Except for every turn, she would do scissors, and then would chop up our scissors, papers and rocks with her pudgy toddler fingers, all while merrily chirping “cut, cut, cut.”

Her scissors trumped all else, and it didn’t matter how often we corrected her. Just merrily: “cut, cut, cut” as tiny fingers gouged tenderly at ours until we acquiesced.

And of course we did acquiesce. Toddler Mermaid Daughter #2’s CUT CUT CUT was the winning move, the one that trumped all else, the one that made us all giggle uncontrollably.

She had strawberry blonde hair that curled at the ends, almond-shaped eyes, wrists that were fat with deliciousness. We were helpless in the storm of her gladness. We still are.

My eldest daughter was six, and would coo as though she was witnessing the most adorable creature on earth: “Oh Mum, she’s just SO CUTE. I love her the MOST. I love you and Daddy, but I love Beffy the MOST.”

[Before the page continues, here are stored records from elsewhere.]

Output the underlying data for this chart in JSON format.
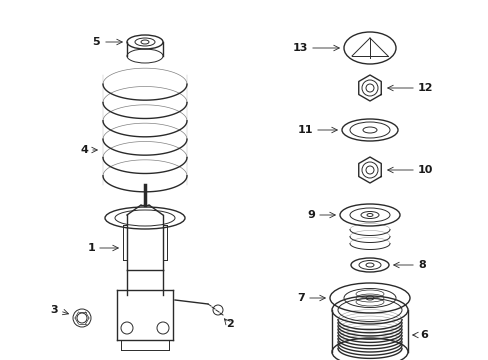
{
  "bg_color": "#ffffff",
  "line_color": "#2a2a2a",
  "label_color": "#1a1a1a",
  "fig_width": 4.89,
  "fig_height": 3.6,
  "dpi": 100
}
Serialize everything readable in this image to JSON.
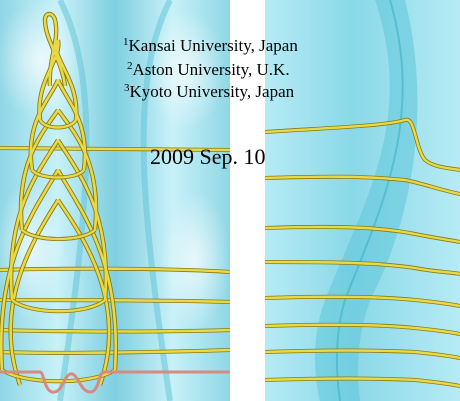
{
  "affiliations": [
    {
      "mark": "1",
      "name": "Kansai University, Japan"
    },
    {
      "mark": "2",
      "name": "Aston University, U.K."
    },
    {
      "mark": "3",
      "name": "Kyoto University, Japan"
    }
  ],
  "date": "2009 Sep. 10",
  "colors": {
    "surface": "#a8e4f0",
    "surface_dark": "#6ccfe0",
    "curve": "#e8d94a",
    "curve_dark": "#8a7a10",
    "base_curve": "#d98a80"
  }
}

She is seven now, and her hair has straightened, her wrists have thinned, her legs tripled upon themselves. And now, when we play Rock, Paper, Scissors, we all clamour to play the winning move: just CUT CUT CUT, relentlessly, joyfully, tenderly, despite all the rules.

Because that’s what she taught us all to do, five years ago. That’s what she teaches us now.